Fragt man einen hochsensiblen Menschen wie er dieses Merkmal bewertet, so gehen die Antworten meist in Richtung Bürde, Belastung, Handikap. Nicht selten kann diese Sichtweise den Nährboden für depressive Krisen bilden, da man als Betroffener das Gefühl hat nicht mithalten zu können oder nicht gut genug zu sein. Wie alle unveränderlichen Dinge des Lebens, haben wir jedoch Entscheidungsfreiheit darüber, wie wir solche Dinge tragen und mit ihnen umgehen wollen.
Ein zentraler Schritt besteht darin, dieses Phänomen als solches aufzuspüren und zu erkennen. Sobald man diesem gefühlten „anders sein“ einen Namen geben, es einordnen kann, stellen sich bereits Entlastung und Erleichterung ein. Eine typische Aussage Betroffener: „Endlich hat „es“ einen Namen. Und nun weiß ich, ich bin nicht falsch oder anders, sondern hochsensibel.“ An genau dieser Stelle kann sich die Bürde in ein Geschenk verwandeln lassen.

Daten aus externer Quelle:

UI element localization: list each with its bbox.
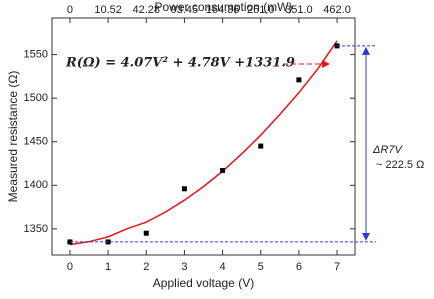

Gabe und Geschenk zugleich!
Treffen Sie die Entscheidung, Ihre Hochsensibilität als Gabe anzusehen, so können Sie deren Vorteile verwirklichen und sie als wesentliche Bausteine in Ihrem Leben verankern.
Das Geschenk der Hochsensibilität beinhaltet unter anderem eine detailreiche , sehr fein abgestimmte Wahrnehmung, hohe Sorgfalt, eine stark ausgeprägte Intuition und Kreativität, ein besonderes Einfühlungsvermögen. Die Herausforderung besteht darin, den ganz persönlichen Lebensstil zu finden, der den Bedürfnissen gerecht wird die die Hochsensibilität erfordert. Es geht letztlich um die Gestaltung von Lebensqualität innerhalb des Rahmens, der durch Umwelt und Gesellschaft vorgegeben ist.